A note for the curious: Robert Knox's older sister, Winifred Peck, wrote two detective novels herself, The Warrielaw Jewel (1933) and Arrest the Bishop? (1949), which were reissued in 2016 by Dean Street Press. She well worth a read to everyone who has a taste for those alternative Crime Queens who have been unearthed over the past few years. Another thing... did you know Knox may have influenced Orson Welles' 1938 radio-hoax with his January, 1926, broadcast of "a simulated live report of revolution sweeping across London." Knox was somewhat of an originalist, wasn't he?

3/19/11

"You are remembered for the rules you break"

After several rewrites, I have come to the conclusion that this isn't going to be one of my better critical pieces, but here we go anyway:  

During the waning years of the 1920s, a clique of notable mystery writers were starting to form a closely-knit gang, who called themselves The Detection Club, and codified a set of rules, which became known as "Father Knox's Ten Commandments for Detective Fiction," to lend an air of legitimacy to their mob. And it amuses me to no end to imagine Berkeley, Christie, Freeman, Sayers and Bailey restlessly waiting in the lobby of a hotel, when, all of a sudden, Knox comes strutting down the stairs, after a long and exhaustive conclave with Chesterton, triumphantly raising the ten commandments above his head.
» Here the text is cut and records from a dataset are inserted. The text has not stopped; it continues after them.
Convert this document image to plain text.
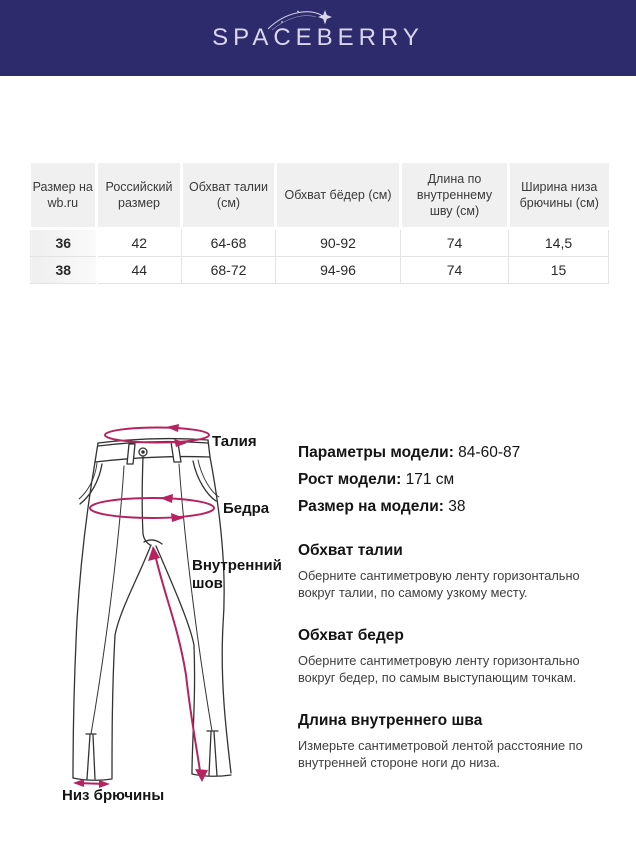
SPACEBERRY
Размер на wb.ru	Российский размер	Обхват талии (см)	Обхват бёдер (см)	Длина по внутреннему шву (см)	Ширина низа брючины (см)
36	42	64-68	90-92	74	14,5
38	44	68-72	94-96	74	15
Талия
Бедра
Внутренний шов
Низ брючины

Параметры модели: 84-60-87

Рост модели: 171 см

Размер на модели: 38

Обхват талии

Оберните сантиметровую ленту горизонтально вокруг талии, по самому узкому месту.

Обхват бедер

Оберните сантиметровую ленту горизонтально вокруг бедер, по самым выступающим точкам.

Длина внутреннего шва

Измерьте сантиметровой лентой расстояние по внутренней стороне ноги до низа.
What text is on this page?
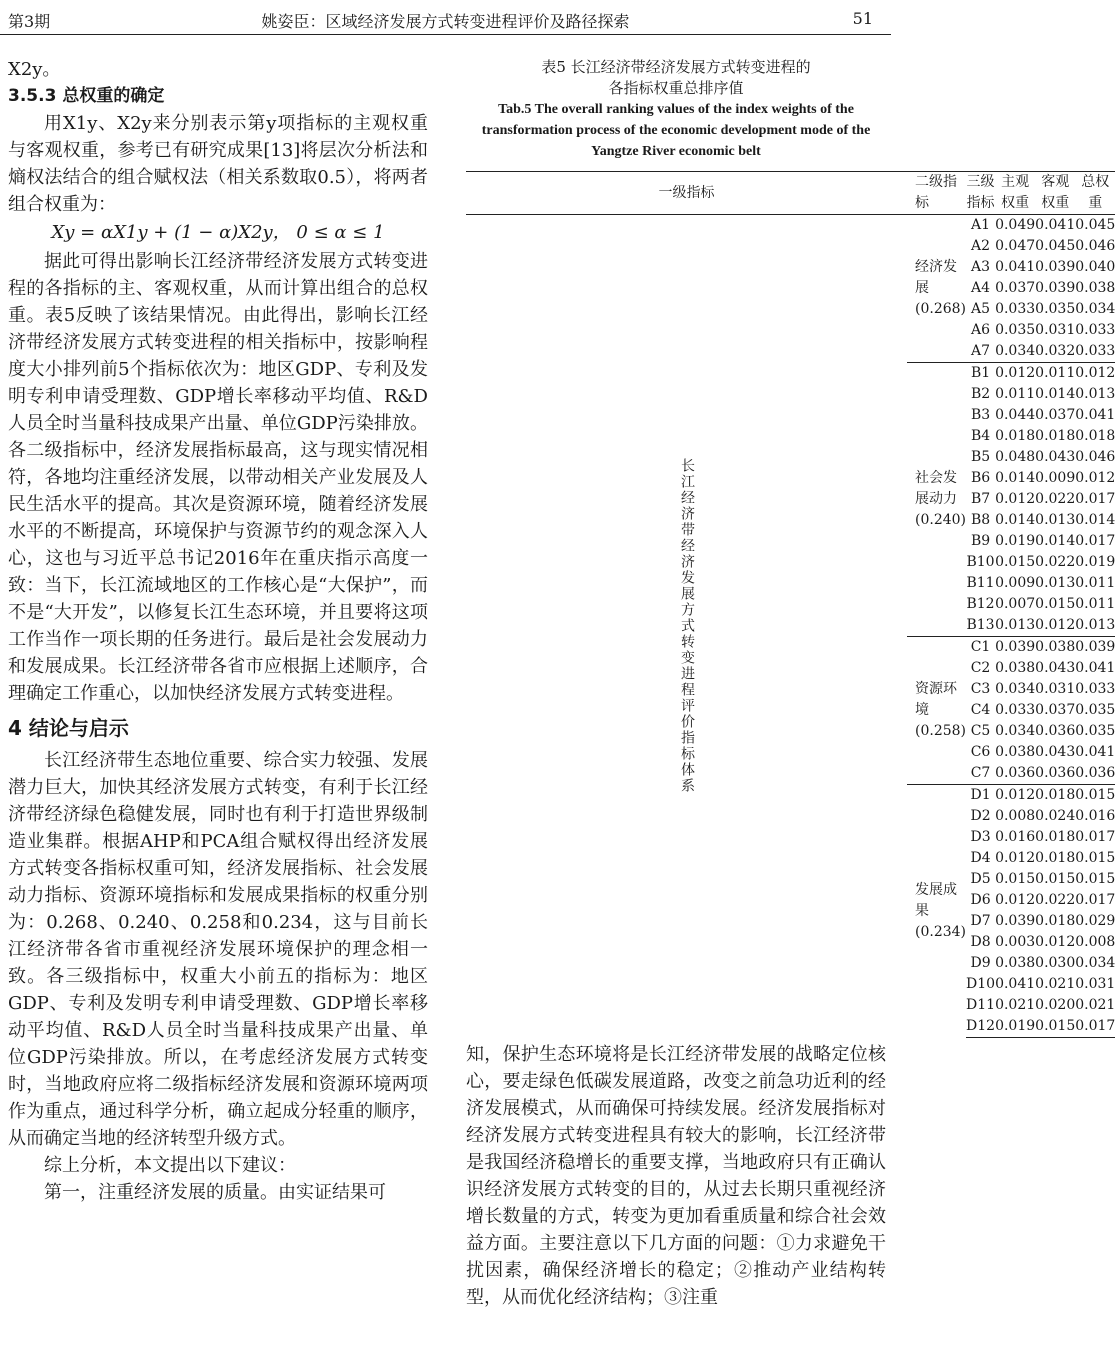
第3期	姚姿臣：区域经济发展方式转变进程评价及路径探索	51

X2y。

3.5.3 总权重的确定

用X1y、X2y来分别表示第y项指标的主观权重与客观权重，参考已有研究成果[13]将层次分析法和熵权法结合的组合赋权法（相关系数取0.5），将两者组合权重为：

Xy = αX1y + (1 − α)X2y， 0 ≤ α ≤ 1

据此可得出影响长江经济带经济发展方式转变进程的各指标的主、客观权重，从而计算出组合的总权重。表5反映了该结果情况。由此得出，影响长江经济带经济发展方式转变进程的相关指标中，按影响程度大小排列前5个指标依次为：地区GDP、专利及发明专利申请受理数、GDP增长率移动平均值、R&D人员全时当量科技成果产出量、单位GDP污染排放。各二级指标中，经济发展指标最高，这与现实情况相符，各地均注重经济发展，以带动相关产业发展及人民生活水平的提高。其次是资源环境，随着经济发展水平的不断提高，环境保护与资源节约的观念深入人心，这也与习近平总书记2016年在重庆指示高度一致：当下，长江流域地区的工作核心是“大保护”，而不是“大开发”，以修复长江生态环境，并且要将这项工作当作一项长期的任务进行。最后是社会发展动力和发展成果。长江经济带各省市应根据上述顺序，合理确定工作重心，以加快经济发展方式转变进程。

4 结论与启示

长江经济带生态地位重要、综合实力较强、发展潜力巨大，加快其经济发展方式转变，有利于长江经济带经济绿色稳健发展，同时也有利于打造世界级制造业集群。根据AHP和PCA组合赋权得出经济发展方式转变各指标权重可知，经济发展指标、社会发展动力指标、资源环境指标和发展成果指标的权重分别为：0.268、0.240、0.258和0.234，这与目前长江经济带各省市重视经济发展环境保护的理念相一致。各三级指标中，权重大小前五的指标为：地区GDP、专利及发明专利申请受理数、GDP增长率移动平均值、R&D人员全时当量科技成果产出量、单位GDP污染排放。所以，在考虑经济发展方式转变时，当地政府应将二级指标经济发展和资源环境两项作为重点，通过科学分析，确立起成分轻重的顺序，从而确定当地的经济转型升级方式。

综上分析，本文提出以下建议：

第一，注重经济发展的质量。由实证结果可

表5 长江经济带经济发展方式转变进程的
各指标权重总排序值
Tab.5 The overall ranking values of the index weights of the transformation process of the economic development mode of the Yangtze River economic belt
一级指标	二级指标	三级指标	主观权重	客观权重	总权重

长江经济带经济发展方式转变进程评价指标体系	经济发展
(0.268)	A1	0.049	0.041	0.045
		A2	0.047	0.045	0.046
		A3	0.041	0.039	0.040
		A4	0.037	0.039	0.038
		A5	0.033	0.035	0.034
		A6	0.035	0.031	0.033
		A7	0.034	0.032	0.033

	社会发展动力
(0.240)	B1	0.012	0.011	0.012
		B2	0.011	0.014	0.013
		B3	0.044	0.037	0.041
		B4	0.018	0.018	0.018
		B5	0.048	0.043	0.046
		B6	0.014	0.009	0.012
		B7	0.012	0.022	0.017
		B8	0.014	0.013	0.014
		B9	0.019	0.014	0.017
		B10	0.015	0.022	0.019
		B11	0.009	0.013	0.011
		B12	0.007	0.015	0.011
		B13	0.013	0.012	0.013

	资源环境
(0.258)	C1	0.039	0.038	0.039
		C2	0.038	0.043	0.041
		C3	0.034	0.031	0.033
		C4	0.033	0.037	0.035
		C5	0.034	0.036	0.035
		C6	0.038	0.043	0.041
		C7	0.036	0.036	0.036

	发展成果
(0.234)	D1	0.012	0.018	0.015
		D2	0.008	0.024	0.016
		D3	0.016	0.018	0.017
		D4	0.012	0.018	0.015
		D5	0.015	0.015	0.015
		D6	0.012	0.022	0.017
		D7	0.039	0.018	0.029
		D8	0.003	0.012	0.008
		D9	0.038	0.030	0.034
		D10	0.041	0.021	0.031
		D11	0.021	0.020	0.021
		D12	0.019	0.015	0.017

知，保护生态环境将是长江经济带发展的战略定位核心，要走绿色低碳发展道路，改变之前急功近利的经济发展模式，从而确保可持续发展。经济发展指标对经济发展方式转变进程具有较大的影响，长江经济带是我国经济稳增长的重要支撑，当地政府只有正确认识经济发展方式转变的目的，从过去长期只重视经济增长数量的方式，转变为更加看重质量和综合社会效益方面。主要注意以下几方面的问题：①力求避免干扰因素，确保经济增长的稳定；②推动产业结构转型，从而优化经济结构；③注重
But I digress.

The stories collected in the volume Sins for Father Knox (1973), penned by the Czech novelist Josef Skvorecky, take the rules set forth by the clergyman and use them as a framework for a little less than a dozen diverting, offbeat mysteries that simply refuse to adhere to them. Skvorecky deliberately breaks one of Knox's commandments in each one of his stories and then directly challenges the reader to deduce, based on the clues given, which one he has disobeyed – as well as finding out who-and howdunit!
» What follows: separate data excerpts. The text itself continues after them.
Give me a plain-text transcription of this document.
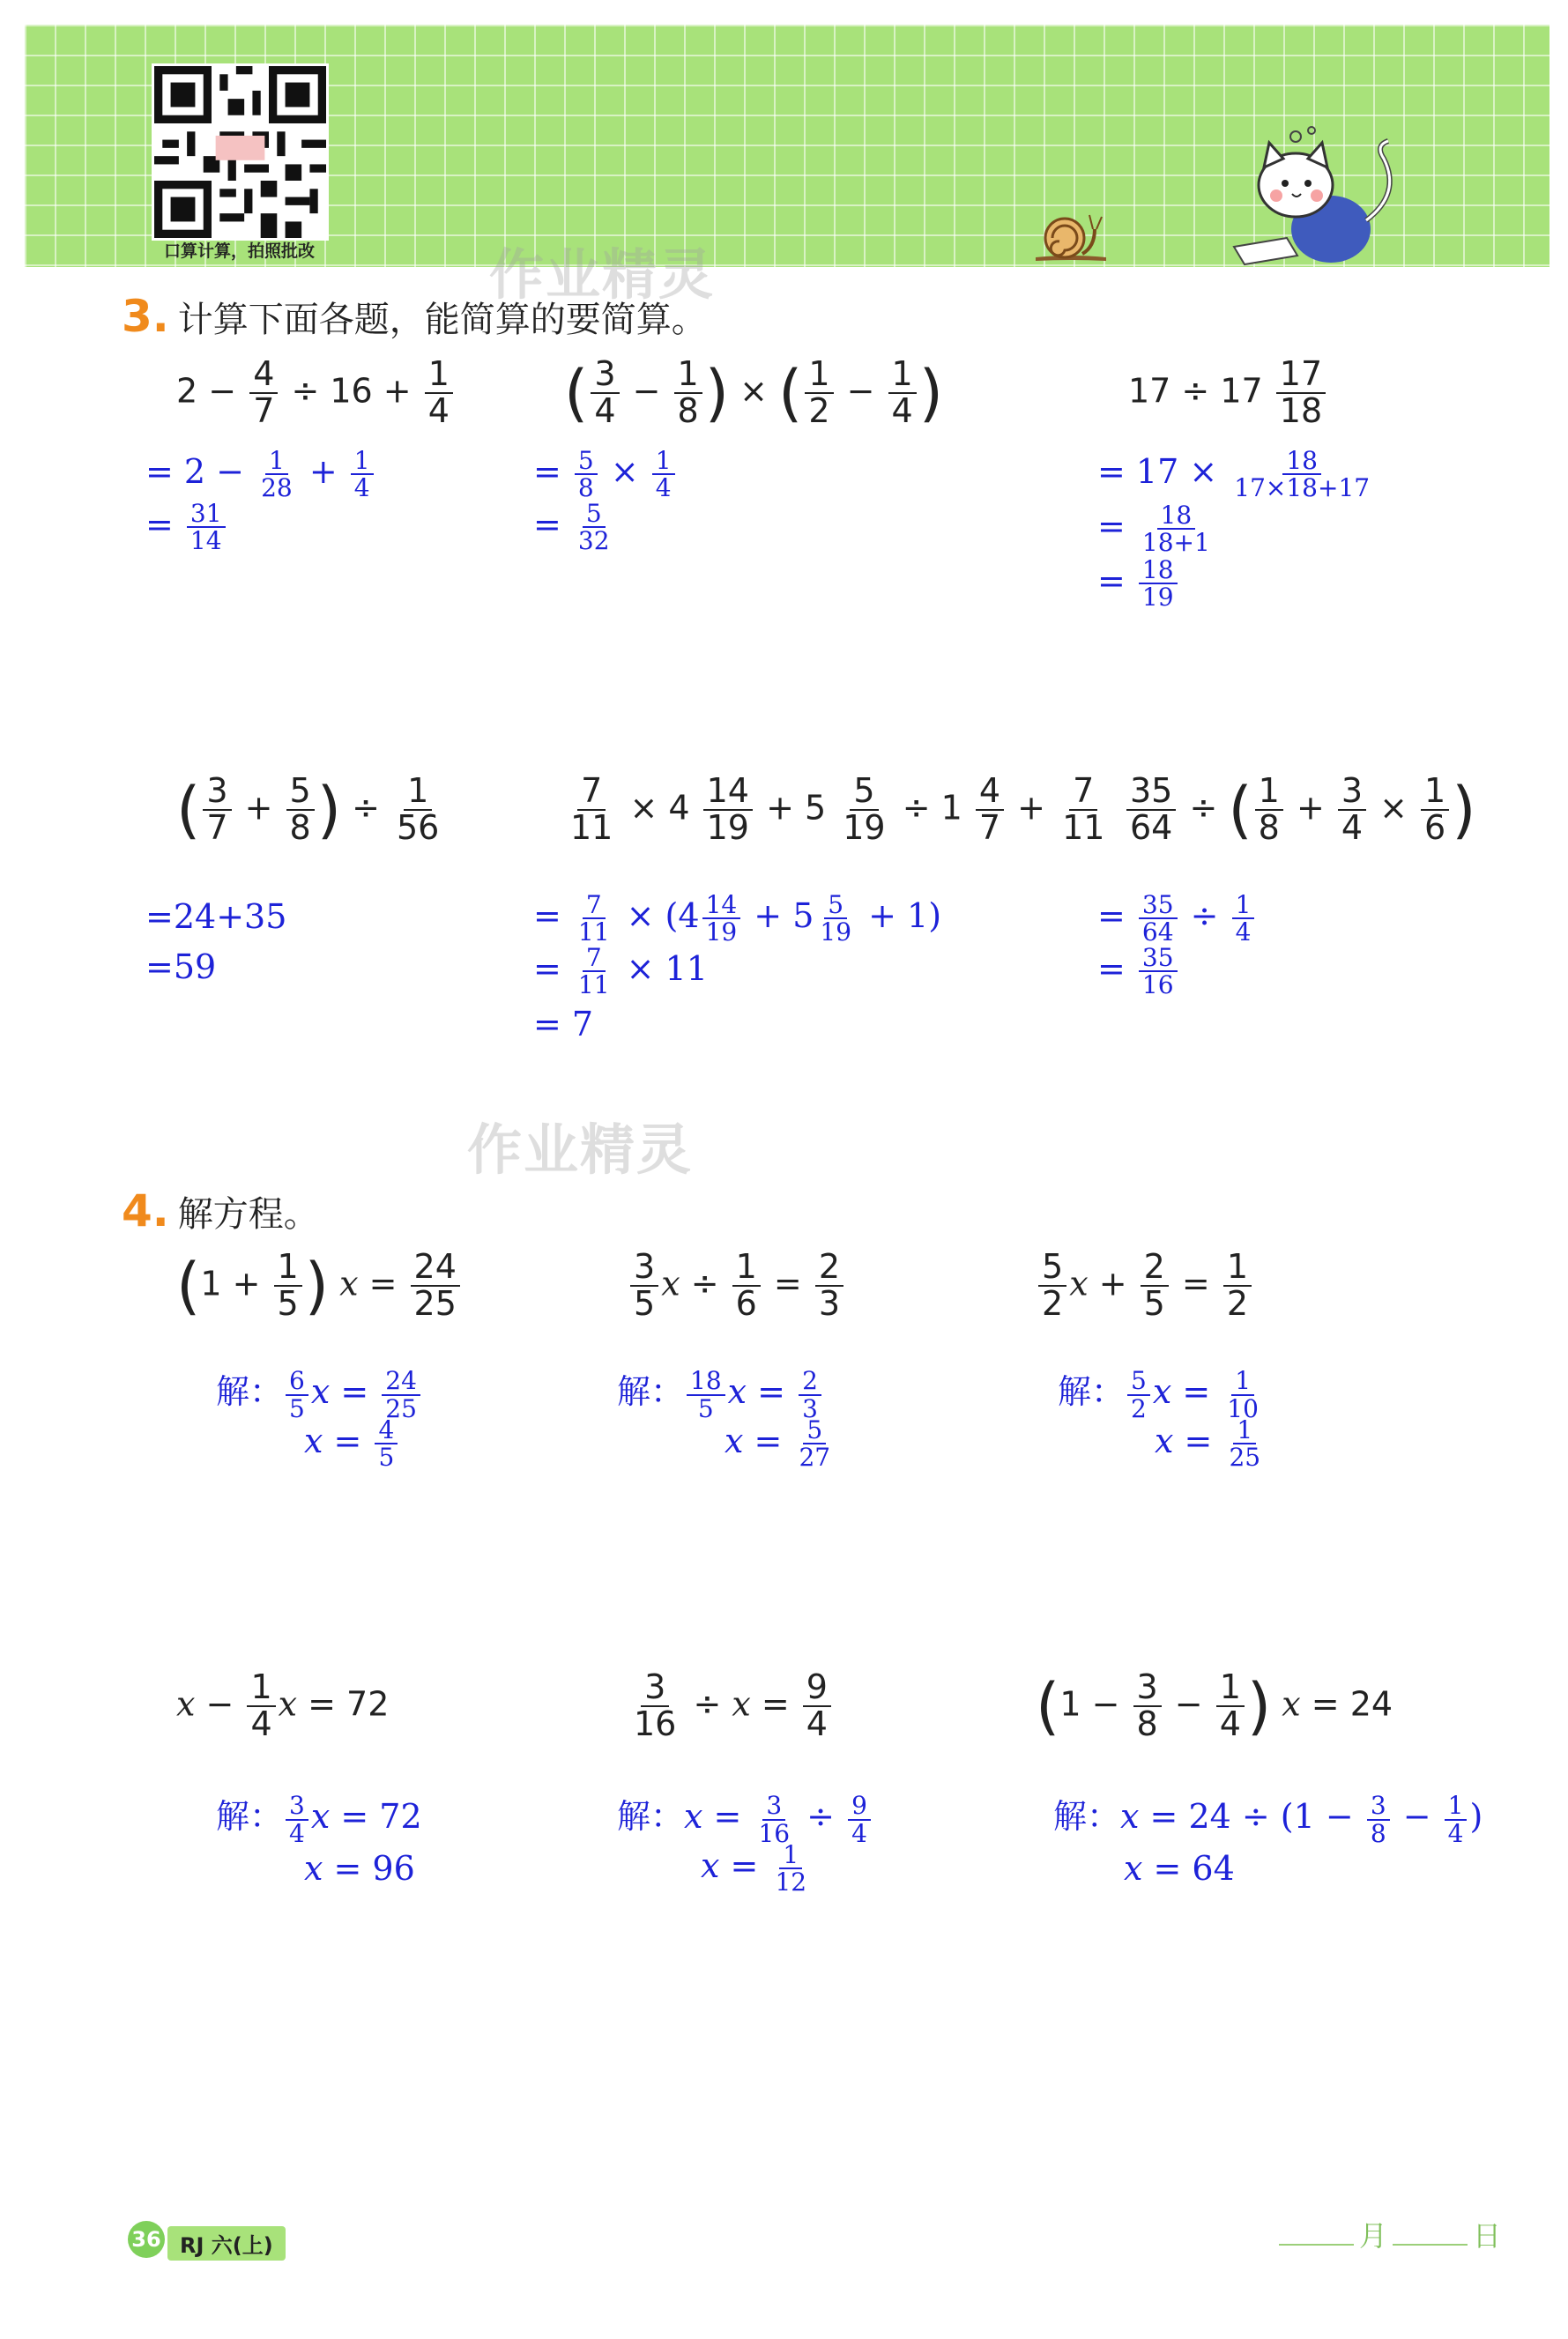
口算计算，拍照批改	作业精灵
作业精灵
3. 计算下面各题，能简算的要简算。
$2 - \frac{4}{7} \div 16 + \frac{1}{4}$
= $2 - \frac{1}{28} + \frac{1}{4}$
= $\frac{31}{14}$
( $\frac{3}{4} - \frac{1}{8}$ ) × ( $\frac{1}{2} - \frac{1}{4}$ )
= $\frac{5}{8} \times \frac{1}{4}$
= $\frac{5}{32}$
$17 \div 17 \frac{17}{18}$
= $17 \times \frac{18}{17\times 18+17}$
= $\frac{18}{18+1}$
= $\frac{18}{19}$
( $\frac{3}{7} + \frac{5}{8}$ ) ÷ $\frac{1}{56}$
=24+35
=59
$\frac{7}{11} \times 4 \frac{14}{19} + 5 \frac{5}{19} \div 1 \frac{4}{7} + \frac{7}{11}$
= $\frac{7}{11} \times (4 \frac{14}{19} + 5 \frac{5}{19} + 1)$
= $\frac{7}{11} \times 11$
= 7
$\frac{35}{64}$ ÷ ( $\frac{1}{8} + \frac{3}{4} \times \frac{1}{6}$ )
= $\frac{35}{64} \div \frac{1}{4}$
= $\frac{35}{16}$
4. 解方程。
($1 + \frac{1}{5}$ ) $x = \frac{24}{25}$
解： $\frac{6}{5}$ $x = \frac{24}{25}$
$x = \frac{4}{5}$
$\frac{3}{5}$ $x \div \frac{1}{6} = \frac{2}{3}$
解： $\frac{18}{5}$ $x = \frac{2}{3}$
$x = \frac{5}{27}$
$\frac{5}{2}$ $x + \frac{2}{5} = \frac{1}{2}$
解： $\frac{5}{2}$ $x = \frac{1}{10}$
$x = \frac{1}{25}$
$x - \frac{1}{4}$ x = 72
解： $\frac{3}{4}$ x = 72
x = 96
$\frac{3}{16} \div x = \frac{9}{4}$
解：$x = \frac{3}{16} \div \frac{9}{4}$
$x = \frac{1}{12}$
($1 - \frac{3}{8} - \frac{1}{4}$ ) x = 24
解：$x = 24 \div (1 - \frac{3}{8} - \frac{1}{4}$ )
x = 64
36 RJ 六(上)	月	日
A short overview of the stories:
  
An Intimate Business

The first story serves as an introduction of the main protagonist, Eve Adam, a woman imprisoned for the poisoning of her former beau – a movie director of ill-repute. But the moonfaced, love-struck Lt. Boruvka believes her to be innocent and offers his services in clearing the blotch from her name. This is unfortunately a dull, but necessary, introductory for the stories to come. Just try to bear through it.